Italia Nostra

Data: 1 Marzo 2022

Soverato: un pugno nello stomaco

Non è solo un pugno nello stomaco. Vedere quelle brutture nel nostro mare è soprattutto un colpo al cuore. Non serve aver posizionato questa montagna di cemento sul limite del Parco marino, non servono a nulla le rassicurazioni del titolare dell’impresa esecutrice. Le ricadute negative nella baia di Soverato sono ormai inevitabili. Tutto quel cemento sta lì. Quelle centinaia di blocchi, di un metro cubo e mezzo ciascuno, superano il livello della spiaggia di un metro e mezzo in altezza (ciò è specificato anche nelle tavole del progetto) e la sabbia non potrà mai ricoprire tutto. Non è impatto questo? Non c’è niente di bello e di rassicurante in queste “grandi opere” e ancora più inquietante è la certezza che quei pennelli tratterranno la sabbia che non potrà arrivare nella baia e questo provocherà l’erosione di questa bella e unica spiaggia.

 

Questo è ciò che tutti gli esperti interpellati a suo tempo dal comitato “Salviamo la scarpina” hanno affermato. Tutti pareri concordi sugli effetti negativi che tali opere avranno all’interno della baia e del Parco marino ed esattamente il contrario di quello che sottoscrivono i progettisti. E non vale il monitoraggio che i subacquei attuano sui fondali soveratesi: secondo il titolare dell’impresa appaltatrice i cavallucci non si sono spostati a causa dei pennelli già realizzati.

 

E non vale il monitoraggio che i subacquei attuano sui fondali soveratesi: secondo il titolare dell’impresa appaltatrice i cavallucci non si sono spostati a causa dei pennelli già realizzati.

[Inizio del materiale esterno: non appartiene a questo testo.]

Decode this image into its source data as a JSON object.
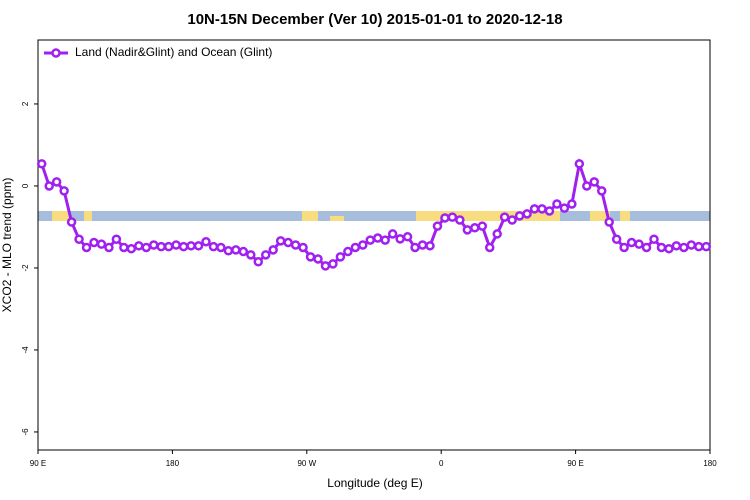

Chissà poi perché le piante marine che vivevano nei nostri fondali e davano ospitalità ai cavallucci marini sono scomparse senza un motivo e una colonia di ippocampi – specie delicate e protette – che popolavano queste acque da tantissimo tempo, a un certo punto hanno deciso di migrare.

Si è salvata la zona della Scarpina da un’opera fortemente impattante e dannosa grazie ai pareri negativi del Ministero dei Beni e delle Attività Culturali e del Turismo e del Dipartimento Ambiente e Territorio della Regione Calabria. Una battaglia vinta dal comitato “Salviamo la Scarpina” che ha in qualche modo limitato i danni.

Gli amministratori soveratesi si sono fatti carico di una grande responsabilità che peserà sul futuro di Soverato.

Ciò che fa ancora più male è sapere che si è deciso di realizzare questi mostri non perché ce ne fosse realmente bisogno, ma solo per non perdere i finanziamenti. E non è neanche vero che sia stato imposto tutto dall’alto: ce lo dicono i documenti. Il 28 aprile 2015 il Commissario straordinario, “avendo rilevato profili di illegittimità”, annullava in sede di autotutela la deliberazione della Giunta comunale n. 38 del 6 agosto 2014 relativa al progetto dei lavori di Recupero e riqualificazione del waterfront a sostegno della struttura portuale.

La stessa delibera commissariale veniva annullata dalla giunta comunale il 22 giugno 2015 “sussistendo il concreto rischio di perdita di ingenti fondi regionali”.

Ma non basta avere i fondi, bisogna saperli spendere bene, per opere necessarie e solo dopo aver ricercato e individuato le cause di un problema, ammesso che un problema ci sia. Denaro pubblico speso male con l’aggravante di danni al patrimonio ambientale, archeologico e paesaggistico, le vere grandi risorse di Soverato.

La spiaggia e il mare di Soverato avevano un loro equilibrio che andava semplicemente rispettato; rompendo questo equilibrio niente sarà più come prima.

Sarà purtroppo il tempo a dimostrare chi aveva ragione e non ne occorrerà neanche molto. E dopo? Si avrà il coraggio di ammettere gli errori e rimuovere quelle brutture o si continuerà a perpetrare questo scempio con altri squallidi rimedi altrettanto dannosi?